Hubungan hukum
antara Pelaku Usaha dengan Konsumen, yang pada dasarnya
merupakan hubungan perdata, tidak seharusnya mengedepankan hukum pidana agar
tidak kontra produktif dalam menyelesaikan sengketa antara Konsumen dan Pelaku
Usaha, serta Pengurus Lembaga Perlindungan Konsumen Swadaya
Masyarakat (LPKSM). Ironi
dengan program yang
tengah dikembangkan Pemerintah untuk mewujudkan konsumen cerdas dengan
mendorong tumbuhnya LPKSM sebagai
mitra Pemerintah dalam
menciptakan perlindungan konsumen
di Indonesia.
Hasil kajian
yang dilakukan Direktorat
Perlindungan Konsumen Departemen
Perdagangan RI (2006), secara kualitatif menunjukkan lemahnya posisi konsumen
dalam hubungan keperdataan antara pelaku usaha dengan konsumen. Hal yang sama
juga nampak dari beberapa kajian yang pernah dilakukan atau kasus- kasus yang
ditangani oleh LPKSM seperti: Yayasan Lembaga Konsumen Indonesia (2007) dan
Himpunan Lembaga Konsumen Indonesia (HLKI)
(2009).
Mencermati
permasalahan pembiayaan konsumen tersebut, Yusuf Shofie, anggota BPKN yang
membidangi Pengaduan dan Penanganan Kasus mengemukakan dua hal.
Pertama, hambatan
penegakan Undang-undang Nomor
8 Tahun 1999
tentang Perlindungan Konsumen (UUPK 1999).

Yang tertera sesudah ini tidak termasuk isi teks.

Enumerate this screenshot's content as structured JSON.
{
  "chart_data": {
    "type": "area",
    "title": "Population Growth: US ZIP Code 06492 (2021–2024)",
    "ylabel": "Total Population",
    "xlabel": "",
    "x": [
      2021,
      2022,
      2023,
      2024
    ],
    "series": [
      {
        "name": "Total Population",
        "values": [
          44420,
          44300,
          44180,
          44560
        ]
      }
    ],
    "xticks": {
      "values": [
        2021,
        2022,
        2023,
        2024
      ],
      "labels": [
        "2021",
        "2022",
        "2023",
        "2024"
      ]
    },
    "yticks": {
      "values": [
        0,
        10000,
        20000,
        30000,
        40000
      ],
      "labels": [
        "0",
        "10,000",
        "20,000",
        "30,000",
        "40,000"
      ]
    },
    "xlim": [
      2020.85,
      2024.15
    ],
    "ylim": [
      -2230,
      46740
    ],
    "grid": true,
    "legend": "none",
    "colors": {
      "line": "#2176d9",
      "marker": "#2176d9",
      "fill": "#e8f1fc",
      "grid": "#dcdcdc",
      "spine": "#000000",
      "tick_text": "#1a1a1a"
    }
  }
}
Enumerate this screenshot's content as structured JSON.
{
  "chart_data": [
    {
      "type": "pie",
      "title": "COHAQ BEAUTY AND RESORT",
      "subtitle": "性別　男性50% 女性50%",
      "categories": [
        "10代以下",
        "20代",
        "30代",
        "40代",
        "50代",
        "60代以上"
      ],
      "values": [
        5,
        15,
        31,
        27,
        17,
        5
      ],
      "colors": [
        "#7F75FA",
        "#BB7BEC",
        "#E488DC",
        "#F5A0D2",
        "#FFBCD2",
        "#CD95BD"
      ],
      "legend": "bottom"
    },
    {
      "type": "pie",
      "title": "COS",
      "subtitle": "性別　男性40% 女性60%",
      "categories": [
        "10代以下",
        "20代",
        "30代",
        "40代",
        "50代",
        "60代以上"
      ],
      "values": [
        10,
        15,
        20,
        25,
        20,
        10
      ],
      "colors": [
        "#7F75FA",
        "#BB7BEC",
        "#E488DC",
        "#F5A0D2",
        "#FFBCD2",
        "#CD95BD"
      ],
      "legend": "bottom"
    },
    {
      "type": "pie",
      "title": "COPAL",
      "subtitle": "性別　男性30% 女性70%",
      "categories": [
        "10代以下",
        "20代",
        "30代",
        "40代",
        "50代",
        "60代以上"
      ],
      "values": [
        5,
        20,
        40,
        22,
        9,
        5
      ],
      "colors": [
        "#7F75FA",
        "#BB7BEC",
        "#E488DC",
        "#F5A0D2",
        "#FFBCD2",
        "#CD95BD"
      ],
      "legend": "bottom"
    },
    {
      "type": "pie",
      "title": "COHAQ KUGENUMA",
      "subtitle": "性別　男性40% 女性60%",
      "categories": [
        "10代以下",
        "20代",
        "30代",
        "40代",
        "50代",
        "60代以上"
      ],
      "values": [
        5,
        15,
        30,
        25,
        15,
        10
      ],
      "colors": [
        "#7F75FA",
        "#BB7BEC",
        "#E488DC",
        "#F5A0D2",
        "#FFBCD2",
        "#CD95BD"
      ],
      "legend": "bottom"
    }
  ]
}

Hak konsumen untuk
mendapatkan informasi yang benar dan
jujur, masih dianggap
angin lalu. Didalaminya kasus-kasus pembiayaan dalam
workshop ini menjadi
cermin lemahnya penegakan
hukum perlindungan konsumen. Konsumen belum bermartabat. Bahkan
eksistensi Lembaga Perlindungan
Konsumen Swadaya Masyarakat
(LPKSM) yang tugasnya
dalam penanganan pengaduan konsumen dijamin Pasal 44 ayat (3) huruf d
Undang-undang Nomor 8 Tahun
1999 terancam menjadi
tersangka, bahkan terdakwa
dengan digunakannya instrumen hukum pidana lainnya, melalui Pasal-pasal
Kitab Undang- undang Hukum Pidana (KUHP).
Kedua, penegakan hukum
untuk menyeimbangkan posisi Konsumen yang lemah terhadap posisi Pelaku Usaha
(PU) tidak selalu positif dengan digunakannya hukum pidana. Hubungan hukum
Pelaku Usaha dengan Konsumen yang pada dasarnya merupakan hubungan perdata
menjadi tidak ekonomis, bahkan kontra produktif, ketika penggunaan hukum pidana
dipaksakan, baik terhadap Konsumen, Pengurus LPKSM dan Pelaku Usaha. Terkait
dengan jasa pembiayaan konsumen, perumusan tindak pidana dalam Pasal 35 dan 36
Undang-undang No 42 Tahun 1999 tentang
Jaminan Fidusia
yang menempatkan pemberi fidusia (konsumen) sebagai subjek tindak pidana, menunjukkan
tidak proporsionalnya tindak pidana ini. Apalagi tidak ada perumusan tindak
pidana dan sanksi pidana bagi penerima fidusia (pelaku usaha) yang tidak
mendaftarkan jaminan fidusia dalam Undang-undang tersebut, padahal
pendaftaran jaminan fidusia
merupakan matu keharusan.
Tindakan tidak mendaftarkan
jaminan fidusia ini jelas merupakan kerugian negara, karena negara tidak
memperoleh penghasilan yang seharusnya diperoleh dari pendaftaran
tersebut. Dra. Indah Suksmaningsih, MPM,
anggota BPKN yang hadir dalam workshop tersebut mempertanyakan peran Debt Collector serta kewenangan LPKSM
untuk menyimpan barang bukti agar tidak disita oleh pelaku usaha jasa leasing.
Menyikapi
permasalahan tersebut, BPKN berpendapat bahwa perusahaan pembiayaan tidak
seharusnya serta merta menerapkan hukum pidana kepada konsumen bila ia
wanprestasi, apalagi konsumen seringkali mendapatkan ancaman untuk pemenuhan
kewajibannya.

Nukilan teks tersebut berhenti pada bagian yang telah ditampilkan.